Analysts say the security situation might be enough to make the Govt put off foreign currency bond issues planned by the end of May.

india Updated: May 05, 2006 11:34 IST

Renewed violence in Sri Lanka could push up inflation and interest rates while hitting economic growth, analysts say, and any return to bombings in the capital could prompt serious economic hardship if foreign investors flee.

A suicide attack in Colombo's army headquarters and government air strikes on Tamil Tiger targets have already prompted rating agencies to downgrade their outlook and unless peace talks resume diplomats fear violence could get worse.

"It would be a bit of a crisis if we went back to full-scale war," said economist Hasitha Premaratne at Hatton National Bank. "It would have an impact on foreign investments, shipping prices would go up and defence expenditure would go up in a big way."

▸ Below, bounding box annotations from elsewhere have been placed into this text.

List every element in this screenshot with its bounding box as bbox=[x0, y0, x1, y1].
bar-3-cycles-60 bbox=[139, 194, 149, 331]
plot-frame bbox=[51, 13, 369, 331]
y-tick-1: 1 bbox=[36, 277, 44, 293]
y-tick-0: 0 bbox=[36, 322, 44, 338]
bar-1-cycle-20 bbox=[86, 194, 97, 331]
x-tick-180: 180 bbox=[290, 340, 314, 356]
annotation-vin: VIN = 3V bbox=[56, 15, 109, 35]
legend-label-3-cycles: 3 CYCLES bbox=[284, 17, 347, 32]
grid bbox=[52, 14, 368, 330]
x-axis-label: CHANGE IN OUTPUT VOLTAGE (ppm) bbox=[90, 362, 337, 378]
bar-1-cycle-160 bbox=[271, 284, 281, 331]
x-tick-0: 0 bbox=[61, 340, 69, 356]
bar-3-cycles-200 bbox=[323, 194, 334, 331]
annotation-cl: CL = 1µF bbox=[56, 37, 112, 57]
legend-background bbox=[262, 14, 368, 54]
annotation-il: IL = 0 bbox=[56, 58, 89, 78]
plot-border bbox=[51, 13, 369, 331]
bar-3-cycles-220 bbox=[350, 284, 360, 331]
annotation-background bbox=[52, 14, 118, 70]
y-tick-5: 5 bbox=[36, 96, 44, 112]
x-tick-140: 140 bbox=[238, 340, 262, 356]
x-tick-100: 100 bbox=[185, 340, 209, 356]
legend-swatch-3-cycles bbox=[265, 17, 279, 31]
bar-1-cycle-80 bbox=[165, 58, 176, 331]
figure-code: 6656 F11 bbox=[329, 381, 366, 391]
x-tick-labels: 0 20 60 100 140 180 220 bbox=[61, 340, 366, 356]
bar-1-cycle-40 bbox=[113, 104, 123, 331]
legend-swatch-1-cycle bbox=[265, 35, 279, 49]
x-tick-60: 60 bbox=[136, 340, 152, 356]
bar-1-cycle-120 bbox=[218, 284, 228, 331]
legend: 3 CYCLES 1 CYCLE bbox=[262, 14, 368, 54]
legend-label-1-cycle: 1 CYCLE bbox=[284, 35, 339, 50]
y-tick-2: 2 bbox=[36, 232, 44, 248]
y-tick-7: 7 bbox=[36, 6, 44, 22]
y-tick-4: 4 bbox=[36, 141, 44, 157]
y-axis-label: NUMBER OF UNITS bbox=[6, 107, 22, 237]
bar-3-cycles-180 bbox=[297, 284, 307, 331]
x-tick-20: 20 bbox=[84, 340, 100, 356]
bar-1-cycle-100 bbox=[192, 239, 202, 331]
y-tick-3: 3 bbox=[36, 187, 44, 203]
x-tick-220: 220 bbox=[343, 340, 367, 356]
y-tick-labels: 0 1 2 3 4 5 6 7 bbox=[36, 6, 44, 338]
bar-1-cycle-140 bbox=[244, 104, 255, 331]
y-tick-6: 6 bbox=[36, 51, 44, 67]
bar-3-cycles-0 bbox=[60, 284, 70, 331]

Already, analysts say, the security situation might be enough to make the government put off foreign currency bond issues planned by the end of May, particularly after the rating moves.

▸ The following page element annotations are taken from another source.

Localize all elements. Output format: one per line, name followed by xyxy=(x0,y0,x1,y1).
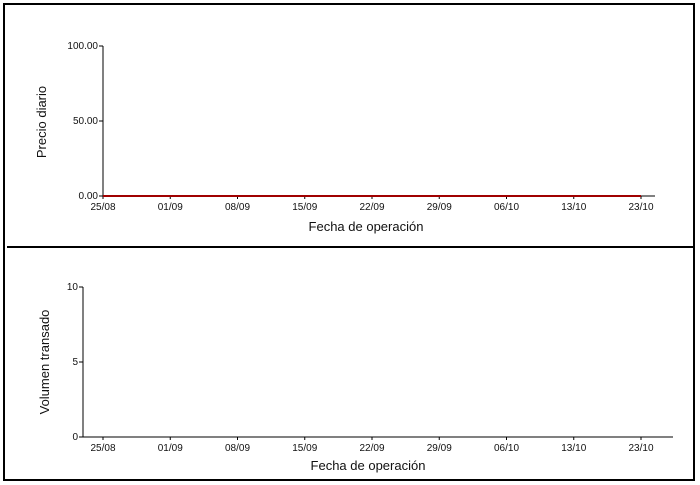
price-x-tick-label: 08/09 xyxy=(225,202,250,213)
volume-x-tick-label: 25/08 xyxy=(90,443,115,454)
price-x-tick-label: 01/09 xyxy=(158,202,183,213)
volume-y-axis-title: Volumen transado xyxy=(37,310,52,415)
price-x-tick-label: 13/10 xyxy=(561,202,586,213)
price-x-tick-label: 29/09 xyxy=(427,202,452,213)
volume-x-tick-label: 01/09 xyxy=(158,443,183,454)
price-y-tick-label: 50.00 xyxy=(73,116,98,127)
price-x-axis-title: Fecha de operación xyxy=(309,219,424,234)
price-y-tick-label: 0.00 xyxy=(79,191,99,202)
volume-x-tick-label: 22/09 xyxy=(359,443,384,454)
volume-y-tick-label: 0 xyxy=(72,432,78,443)
price-x-tick-label: 06/10 xyxy=(494,202,519,213)
volume-y-tick-label: 10 xyxy=(67,282,79,293)
price-y-axis-title: Precio diario xyxy=(34,86,49,158)
volume-x-tick-label: 06/10 xyxy=(494,443,519,454)
volume-x-axis-title: Fecha de operación xyxy=(311,458,426,473)
price-x-tick-label: 22/09 xyxy=(359,202,384,213)
volume-x-tick-label: 08/09 xyxy=(225,443,250,454)
price-x-tick-label: 23/10 xyxy=(628,202,653,213)
volume-x-tick-label: 15/09 xyxy=(292,443,317,454)
volume-x-tick-label: 29/09 xyxy=(427,443,452,454)
panel-divider xyxy=(7,246,695,248)
volume-y-tick-label: 5 xyxy=(72,357,78,368)
volume-x-tick-label: 13/10 xyxy=(561,443,586,454)
price-y-tick-label: 100.00 xyxy=(67,41,98,52)
chart-frame xyxy=(3,3,695,481)
price-x-tick-label: 25/08 xyxy=(90,202,115,213)
price-x-tick-label: 15/09 xyxy=(292,202,317,213)
volume-x-tick-label: 23/10 xyxy=(628,443,653,454)
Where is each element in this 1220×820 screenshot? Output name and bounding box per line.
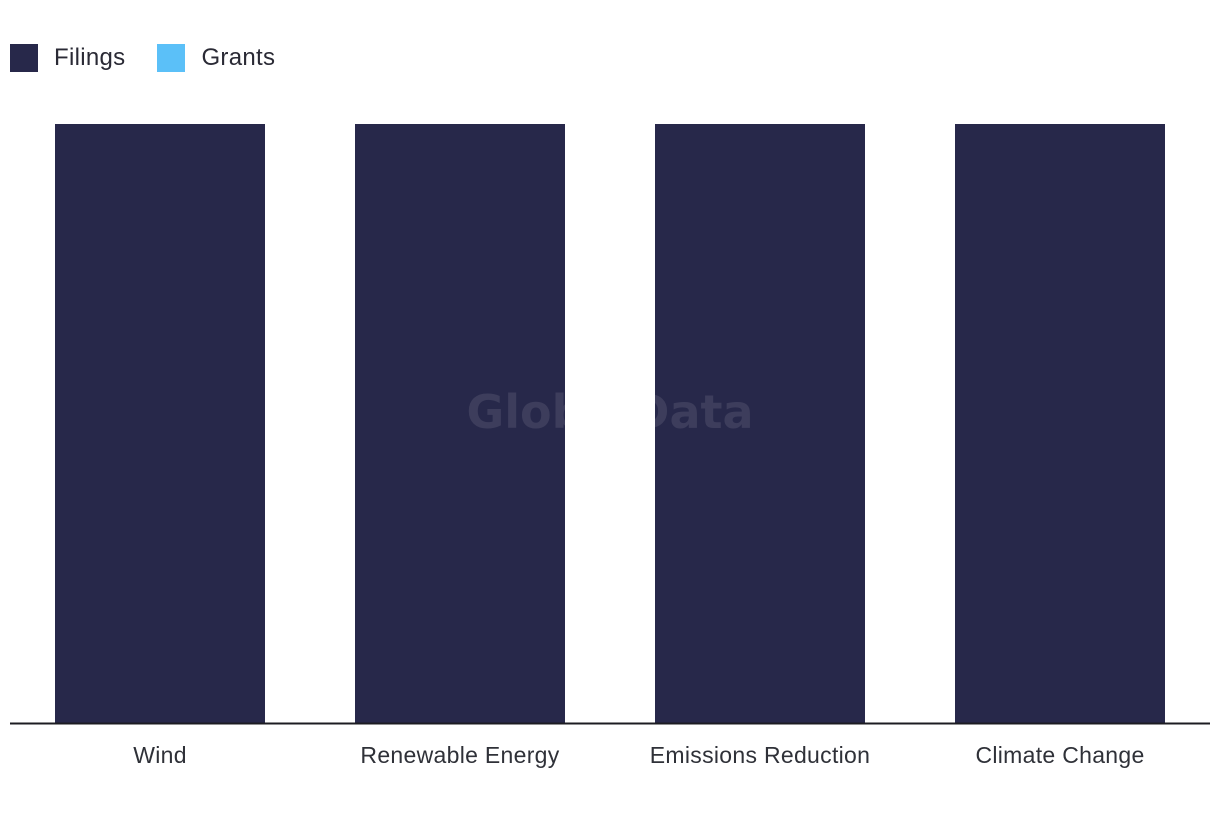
legend-item-grants[interactable]: Grants — [157, 44, 275, 72]
bar-filings-climate-change[interactable] — [955, 124, 1165, 723]
legend: Filings Grants — [10, 42, 307, 74]
legend-label-grants: Grants — [201, 44, 276, 71]
bar-filings-renewable-energy[interactable] — [355, 124, 565, 723]
bars-group — [55, 124, 1165, 723]
x-axis-ticks: Wind Renewable Energy Emissions Reduction C… — [133, 742, 1144, 768]
x-tick-label-emissions-reduction: Emissions Reduction — [650, 742, 870, 768]
bar-filings-wind[interactable] — [55, 124, 265, 723]
x-tick-label-wind: Wind — [133, 742, 187, 768]
legend-item-filings[interactable]: Filings — [10, 44, 125, 72]
watermark-text: GlobalData — [466, 385, 753, 439]
x-tick-label-renewable-energy: Renewable Energy — [360, 742, 559, 768]
legend-label-filings: Filings — [54, 44, 126, 71]
legend-swatch-grants — [157, 44, 186, 72]
x-tick-label-climate-change: Climate Change — [975, 742, 1144, 768]
legend-swatch-filings — [10, 44, 38, 72]
bar-filings-emissions-reduction[interactable] — [655, 124, 865, 723]
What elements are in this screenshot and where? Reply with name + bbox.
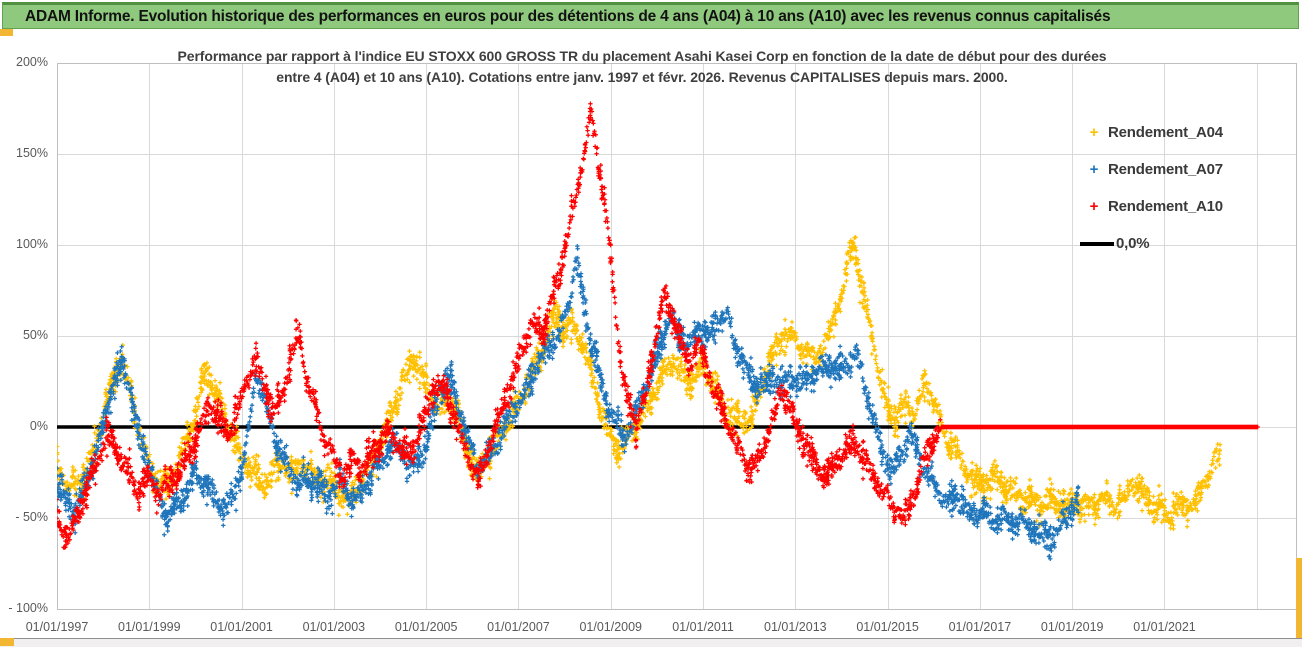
x-tick-label: 01/01/2019	[1040, 620, 1104, 634]
legend-item: + Rendement_A07	[1080, 151, 1256, 188]
chart-title-line1: Performance par rapport à l'indice EU ST…	[177, 48, 1107, 64]
x-tick-label: 01/01/2021	[1133, 620, 1196, 634]
vscroll-thumb[interactable]	[1296, 558, 1302, 638]
legend-plus-marker: +	[1089, 198, 1099, 215]
x-tick-label: 01/01/2011	[672, 620, 734, 634]
legend-plus-marker: +	[1089, 161, 1099, 178]
x-tick-label: 01/01/2007	[487, 620, 550, 634]
x-tick-label: 01/01/1997	[25, 620, 89, 634]
y-tick-label: 150%	[16, 146, 48, 160]
legend-label: Rendement_A07	[1108, 161, 1223, 178]
legend-label: Rendement_A10	[1108, 198, 1223, 215]
x-tick-label: 01/01/2015	[856, 620, 919, 634]
legend-label: 0,0%	[1116, 235, 1150, 252]
x-tick-label: 01/01/2005	[394, 620, 458, 634]
x-tick-label: 01/01/2013	[764, 620, 827, 634]
legend-item: + Rendement_A04	[1080, 114, 1256, 151]
y-tick-label: - 100%	[8, 601, 48, 615]
x-tick-label: 01/01/2001	[210, 620, 273, 634]
x-tick-label: 01/01/1999	[118, 620, 181, 634]
legend-line-marker	[1080, 241, 1114, 246]
bottom-separator	[0, 638, 1302, 639]
y-tick-label: - 50%	[15, 510, 48, 524]
hscroll-thumb[interactable]	[0, 638, 14, 646]
y-tick-label: 200%	[16, 55, 48, 69]
legend-plus-marker: +	[1089, 124, 1099, 141]
bottom-strip	[0, 639, 1302, 647]
y-tick-label: 100%	[16, 237, 48, 251]
x-tick-label: 01/01/2009	[579, 620, 643, 634]
legend-item: + Rendement_A10	[1080, 188, 1256, 225]
chart-title: Performance par rapport à l'indice EU ST…	[137, 46, 1147, 88]
legend-label: Rendement_A04	[1108, 124, 1223, 141]
legend-item: 0,0%	[1080, 225, 1256, 262]
x-tick-label: 01/01/2003	[302, 620, 366, 634]
chart-title-line2: entre 4 (A04) et 10 ans (A10). Cotations…	[276, 69, 1008, 85]
legend: + Rendement_A04 + Rendement_A07 + Rendement_A…	[1080, 114, 1256, 262]
y-tick-label: 50%	[22, 328, 48, 342]
y-tick-label: 0%	[29, 419, 48, 433]
x-tick-label: 01/01/2017	[948, 620, 1012, 634]
x-axis: 01/01/1997 01/01/1999 01/01/2001 01/01/2003…	[0, 620, 1302, 640]
y-axis: 200% 150% 100% 50% 0% - 50% - 100%	[0, 0, 52, 647]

"If the government wants to raise dollars overseas, it's going to be harder," said Vajira Premawardhana, head of research at Lanka Orix Securities. But more serious could be the impact on inflation and growth in the island's $20 billion economy.

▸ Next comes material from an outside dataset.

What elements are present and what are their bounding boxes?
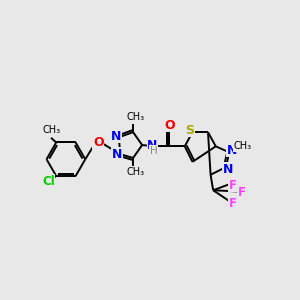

Inflation fell to a 12-month moving average of 9.2 per cent in April, its lowest rate since January 2005, from 9.6 per cent the previous month, but analysts say it has probably bottomed out, especially with oil prices rising.

The government is gradually cutting fuel subsidies in the face of rising oil prices, saying it needs to spend the money elsewhere, and analysts said that could show through eventually in higher prices for consumer goods.

"If they decrease the subsidy too fast, inflation will increase," said Hatton's Premaratne. "If they do not take away the subsidy, there will be budget constraints."

But it is the country's increasingly dicey security situation that provides the real worry. In the event of attacks on civilian or economic targets in Colombo, analysts fear a widespread flight of foreign investment.

In April, the central bank held interest rates at 8.75 per cent, already the highest since May 2003. If violence continues, few expect rates to be cut and most expect increases in an attempt to hold down inflation.

Analysts also fear freight carriers will slap a "war premium" on deliveries to the island, driving up prices. Tourists will probably stay away, as will buyers in the textile and tea sectors.

Last week, the central bank said it expected 6.9 percent economic growth in 2006, but analysts say that looks unlikely in the current climate. Any return to wider fighting could shave a couple of points off growth, they say.

Sri Lanka's financial community continues to hope a return to total war can be avoided and that the government and Liberation Tigers of Tamil Eelam (LTTE) can overcome logistical hurdles to meet for talks in Switzerland that the government wants on May 10.

The stock market has fallen with each new attack but traders say they remain optimistic that talks will happen. All the same, some are looking for jobs outside the country and brokerages have begun cutting costs.

Traders say most players are simply keeping out of the market rather than selling outright when bad news comes, keeping volume low.

"People are living in hope but the market is very cautious," said Prasanna Chandrasekera, assistant manager at John Keells Stockbrokers.